October 30, 2024

What We Lose if We Lose Data.gov

In its latest 2011 budget proposal, Congress makes deep cuts to the Electronic Government Fund. This fund supports the continued development and upkeep of several key open government websites, including Data.gov, USASpending.gov and the IT Dashboard. An earlier proposal would have cut the funding from $34 million to $2 million this year, although the current proposal would allocate $17 million to the fund.

Reports say that major cuts to the e-government fund would force OMB to shut down these transparency sites. This would strike a significant blow to the open government movement, and I think it’s important to emphasize exactly why shuttering a site like Data.gov would be so detrimental to transparency.

On its face, Data.gov is a useful catalog. It helps people find the datasets that government has made available to the public. But the catalog is really a convenience that doesn’t necessarily need to be provided by the government itself. Since the vast majority of datasets are hosted on individual agency servers—not directly by Data.gov—private developers could potentially replicate the catalog with only a small amount of effort. So even if Data.gov goes offline, nearly all of the data still exist online, and a private developer could go rebuild a version of the catalog, maybe with even better features and interfaces.

But Data.gov also plays a crucial behind the scenes role, setting standards for open data and helping individual departments and agencies live up to those standards. Data.gov establishes a standard, cross-agency process for publishing raw datasets. The program gives agencies clear guidance on the mechanics and requirements for releasing each new dataset online.

There’s a Data.gov manual that formally documents and teaches this process. Each agency has a lead Data.gov point-of-contact, who’s responsible for identifying publishable datasets and for ensuring that when data is published, it meets information quality guidelines. Each dataset needs to be published with a well-defined set of common metadata fields, so that it can be organized and searched. Moreover, thanks to Data.gov, all the data is funneled through at least five stages of intermediate review—including national security and privacy reviews—before final approval and publication. That process isn’t quick, but it does help ensure that key goals are satisfied.

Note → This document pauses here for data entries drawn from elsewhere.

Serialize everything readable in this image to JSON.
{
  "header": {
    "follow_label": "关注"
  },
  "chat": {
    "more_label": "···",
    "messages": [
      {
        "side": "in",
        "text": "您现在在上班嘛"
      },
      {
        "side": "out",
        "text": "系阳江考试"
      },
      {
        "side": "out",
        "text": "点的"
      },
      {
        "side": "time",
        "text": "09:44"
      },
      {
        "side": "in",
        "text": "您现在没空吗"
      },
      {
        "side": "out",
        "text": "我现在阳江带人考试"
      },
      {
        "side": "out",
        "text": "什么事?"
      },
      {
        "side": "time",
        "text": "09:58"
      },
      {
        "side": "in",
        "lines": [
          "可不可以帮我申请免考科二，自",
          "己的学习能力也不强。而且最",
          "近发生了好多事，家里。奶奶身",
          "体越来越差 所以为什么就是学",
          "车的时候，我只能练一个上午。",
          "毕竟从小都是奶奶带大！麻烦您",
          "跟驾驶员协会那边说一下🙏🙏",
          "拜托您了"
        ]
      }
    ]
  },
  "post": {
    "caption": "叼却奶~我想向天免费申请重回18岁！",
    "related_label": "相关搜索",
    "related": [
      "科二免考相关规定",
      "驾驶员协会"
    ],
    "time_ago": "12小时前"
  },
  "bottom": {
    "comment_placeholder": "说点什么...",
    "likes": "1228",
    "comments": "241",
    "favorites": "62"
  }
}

When agency staff have data they want to publish, they use a special part of the Data.gov website, which outside users never see, called the Data Management System (DMS). This back-end administrative interface allows agency points-of-contact to efficiently coordinate publishing activities agency-wide, and it gives individual data stewards a way to easily upload, view and maintain their own datasets.

My main concern is that this invaluable but underappreciated infrastructure will be lost when IT systems are de-funded. The individual roles and responsibilities, the informal norms and pressures, and perhaps even the tacit authority to put new datasets online would likely also disappear. The loss of structure would probably mean that sharply reduced amounts of data will be put online in the future. The datasets that do get published in an ad hoc way would likely lack the uniformity and quality that the current process creates.

Releasing a new dataset online is already a difficult task for many agencies. While the current standards and processes may be far from perfect, Data.gov provides agencies with a firm footing on which they can base their transparency efforts. I don’t know how much funding is necessary to maintain these critical back-end processes, but whatever Congress decides, it should budget sufficient funds—and direct that they be used—to preserve these critically important tools.